Friday, October 16, 2009

My Morning Wooten

Jim is on a mostly fiscal conservative rant this morning and as is usual I find myself not necessarily agreeing but not disagreeing vehemently.

But there's one item which tickles my commentary bone.
It will be an outrage if National Football League owners reject a group’s bid to buy the St. Louis Rams football team because commentator Rush Limbaugh is among those making the offer. “I, myself, couldn’t even consider voting for him,” said Baltimore Colts owner Jim Irsay. “When there are comments that are inappropriate, incendiary and insensitive … it’s something that we don’t need.” As with political endorsements, that declaration tells us more about Irsay’s politics than about Limbaugh.
Let's talk about the free market Jim so adores. In any market there are two critical factors - product and brand. The NFL arguably has the most successful product in sports. This product is supported by branding which is guarded with the zeal of a lioness tending her most beautiful cub. Pull a sharpie out and sign a ball after scoring a touchdown? Penalized. Wear your socks too low? Fined. Get caught acting the fool in a strip club? Suspended.

So, this exclusive club of billionaire elitists not wanting a jackass whose job requires him to stir the pot daily is due to politics? This is the cognitive dissonance of Jim's "so-called common sense conservatism".

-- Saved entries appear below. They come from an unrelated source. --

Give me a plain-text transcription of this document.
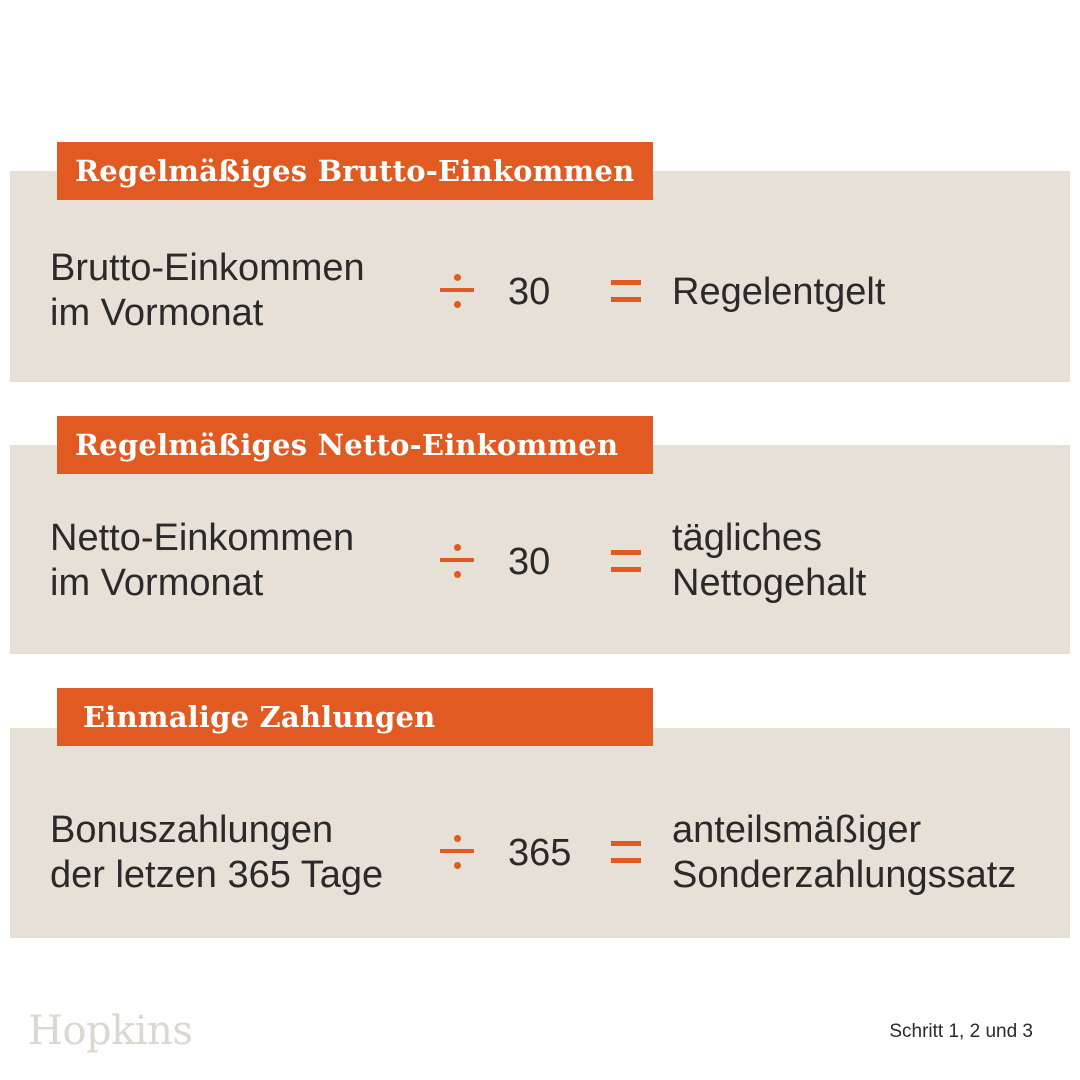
Regelmäßiges Brutto-Einkommen
Brutto-Einkommen
im Vormonat	30	Regelentgelt
Regelmäßiges Netto-Einkommen
Netto-Einkommen
im Vormonat	30
tägliches
Nettogehalt
Einmalige Zahlungen
Bonuszahlungen
der letzen 365 Tage
365
anteilsmäßiger
Sonderzahlungssatz
Hopkins	Schritt 1, 2 und 3
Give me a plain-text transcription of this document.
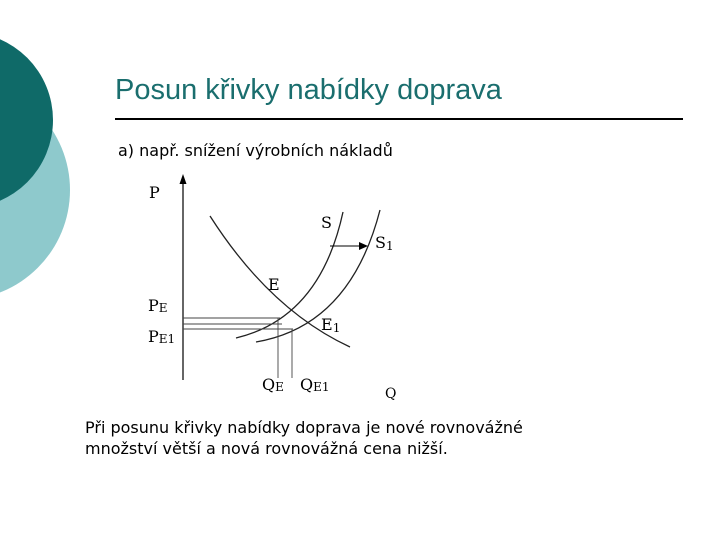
Posun křivky nabídky doprava
a) např. snížení výrobních nákladů
P
Q
S
S1
E
E1
PE
PE1
QE QE1
Při posunu křivky nabídky doprava je nové rovnovážné
množství větší a nová rovnovážná cena nižší.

And Jim, before we go trotting out the implication that anyone who dares criticize the Oxycotin Oz must mean they are a Democrat, it is wise to remember things are never usually the way they seem. Quietly ask a few Georgia Republicans what they really think about our own resident jackass. The one with the initials E.E.

11 comments:

TL said...

If these are Jim's views, I look forward to his column decrying private clubs that won't admit women, blacks, Jews, or gays.

Wendy said...

NFL owners, by the way, give a whole lot more money to GOP candidates than the Democrats. Dittoes -- no pun intended -- for the commissioner, who also donated to the McCain campaign:

http://online.wsj.com/article/SB10001424052748704107204574471140412107038.html

griftdrift said...

I suspected that was the case, Wendy (I certainly know Arthur Blank is a big time Republican). Thanks for providing the info that back it up. The argument that the rejection of Limbaugh was due to liberal leanings among the NFL elite is so detached from reality it is laughable.

nast said...

Did he really call Irsay the owner of the Baltimore Colts? That should be the only proof of his detachment from reality needed.

griftdrift said...

Wow. I didn't even catch that. More proof that there's little editorial process around Wooten's screeds?

TPA said...

Actually, Grift, Blank is mentioned in that article as a big-time Democratic donor (#2 in the NFL), not a Republican. What I didn't understand is that the WSJ could miss the Rooneys of Pittsburgh when discussing political affiliations of NFL owners... I mean, ole Dan was such an Obama hotshot that he is now the Ambassador to Ireland.

Sara said...

Blank gave way more to Democrats than Republicans in the last election cycle, though that is probably because he saw the writing on the wall and was anticipating having to lobby a Democratic administration against certain initiatives (such as card check, to which he is vehemently opposed.)

Link to Blank's 2008 campaign contributions

griftdrift said...

Fair enough. Perhaps I was thinking of Marcus. But to pretend the NFL is a hotbed of Democrats is laughable. Old business maxim - butter both sides of the bread.

jay said...

http://savannahnow.com/geveryl-robinson/2009-10-18/robinson-nfl-wrong-block-rush

a much beter criticism of the nl's decision...

Anonymous said...

Ahh...Keith Olberman?

Proudlee Henpeck said...

The MAIN POINT, IMO, is that the Rush story was a perfect example of the free market at work (and working much better than it usually does). The NFL is not the government. Rather, as you mention, it is a coveted brand that, SURPRISE, would like to maintain its current friendly and lucrative relationship with African-Americans, among other groups on which Rush has a fondness for pissing.

It's a business thang, dollars and cents--just one more thing Rush doesn't give a damn about if it happens not to serve his self-interests.

I wish the right would choose some idols that weren't primarily entertainers. First Rush, then Beck, now Sarah Palin--how can you believe so fervently in anyone whose propensity to stir up shit is directly tied to their paycheck?